Patut disyukuri pernyataan tersebut keluar sehingga dapat mencegah aksi serupa yang bisa dapat terjadi lebih parah. Jika tetap aksi penyegelan, vandalisme, penyerbuan atau pendudukan stasiun TVOne yang dipilih menyelesaikan masalah ini, setidaknya PDI Perjuangan akan mendapat tiga kerugian. Pertama, aksi penyegelan dan vandalisme tersebut menegaskan bahwa PDI Perjuangan disusupi oleh PKI seperti yang diberitakan oleh TVOne.

Jika berita TVOne tersebut keliru, seharusnya PDI Perjuangan menggunakan hak jawab, hak koreksi, atau jalur hukum lainnya. Kedua, aksi penyegelan dan vandalisme tersebut cermin dari sikap panik elite PDI Perjuangan. Menjelang pemilihan presiden, tentu saja kepanikan ini bisa dieksploitasi oleh pihak lawan. Jika ini dikelola dengan baik, tidak mustahil perolehan suara pasangan Jokowi-JK yang diusung PDI Perjuangan akan merosot. Ketiga, aksi penyegelan dan vandalisme dapat menjadikan Jokowi-JK musuh demokrasi dan kebebasan pers.

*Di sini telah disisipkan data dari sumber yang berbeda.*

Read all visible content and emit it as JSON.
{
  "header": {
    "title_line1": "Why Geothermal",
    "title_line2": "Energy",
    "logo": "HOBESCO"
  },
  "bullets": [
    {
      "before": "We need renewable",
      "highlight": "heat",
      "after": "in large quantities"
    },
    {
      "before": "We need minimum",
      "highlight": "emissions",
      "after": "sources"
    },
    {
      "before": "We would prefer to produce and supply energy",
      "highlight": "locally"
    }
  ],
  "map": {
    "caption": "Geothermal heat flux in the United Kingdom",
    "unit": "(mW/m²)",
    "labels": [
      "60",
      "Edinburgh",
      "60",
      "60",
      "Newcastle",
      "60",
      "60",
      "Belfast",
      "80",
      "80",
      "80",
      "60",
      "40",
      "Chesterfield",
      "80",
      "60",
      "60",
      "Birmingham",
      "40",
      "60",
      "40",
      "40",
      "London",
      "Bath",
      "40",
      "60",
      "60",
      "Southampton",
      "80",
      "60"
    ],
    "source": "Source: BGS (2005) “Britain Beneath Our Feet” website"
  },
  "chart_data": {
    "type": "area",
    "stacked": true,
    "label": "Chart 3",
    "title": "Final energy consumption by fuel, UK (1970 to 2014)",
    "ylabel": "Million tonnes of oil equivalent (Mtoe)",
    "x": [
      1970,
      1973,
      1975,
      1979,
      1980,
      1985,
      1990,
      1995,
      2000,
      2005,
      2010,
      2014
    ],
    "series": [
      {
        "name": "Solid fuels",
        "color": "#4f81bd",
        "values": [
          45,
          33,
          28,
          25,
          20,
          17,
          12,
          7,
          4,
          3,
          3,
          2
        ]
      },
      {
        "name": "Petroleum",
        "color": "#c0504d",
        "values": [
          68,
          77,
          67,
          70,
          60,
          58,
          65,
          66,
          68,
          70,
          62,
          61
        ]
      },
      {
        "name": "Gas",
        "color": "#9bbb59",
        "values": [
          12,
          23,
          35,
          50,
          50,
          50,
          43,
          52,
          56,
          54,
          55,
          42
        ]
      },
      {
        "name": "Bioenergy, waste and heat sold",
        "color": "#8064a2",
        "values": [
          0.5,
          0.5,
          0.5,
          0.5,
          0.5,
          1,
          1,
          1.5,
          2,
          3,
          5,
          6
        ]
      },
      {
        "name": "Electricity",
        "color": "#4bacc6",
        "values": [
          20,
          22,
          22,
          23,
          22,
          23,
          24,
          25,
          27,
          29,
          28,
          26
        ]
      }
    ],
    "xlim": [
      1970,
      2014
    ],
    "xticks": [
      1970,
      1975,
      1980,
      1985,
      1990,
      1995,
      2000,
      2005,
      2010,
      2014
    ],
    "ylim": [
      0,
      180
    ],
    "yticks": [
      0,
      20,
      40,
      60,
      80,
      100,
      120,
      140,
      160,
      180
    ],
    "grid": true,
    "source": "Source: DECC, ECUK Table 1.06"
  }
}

Kerugian ketiga ini lebih berdimensi jangka panjang karena dicatat oleh sejarah. Agaknya tiga konteks ini yang mendorong Ketua Umum PDI Perjuangan Megawati Soekarnoputri mengeluarkan pernyataan resminya terkait aksi penyegelan dan vandalisme tersebut. Dalam pernyataannya, Megawati selalu merujuk pada terciptanya demokrasi yang berkeadaban. Mengajak semua elemen memperjuangkan pemilu yang jurdil, demokratis, aman, dan damai.

Semoga saja setelah pernyataan resmi Megawati tersebut tidak ada lagi aksi serupa sehingga pers tidak merasa diteror dan pemilu presiden berjalan dengan sehat dan jauh dari jalan yang sesat.

ISWANDI SYAHPUTRA
Dosen Ilmu Komunikasi UIN Sunan Kalijaga Yogyakarta
(hyk)
Copyright © 2024 SINDOnews.com
All Rights Reserved
berita/ rendering in 0.0625 seconds (0.1#10.140)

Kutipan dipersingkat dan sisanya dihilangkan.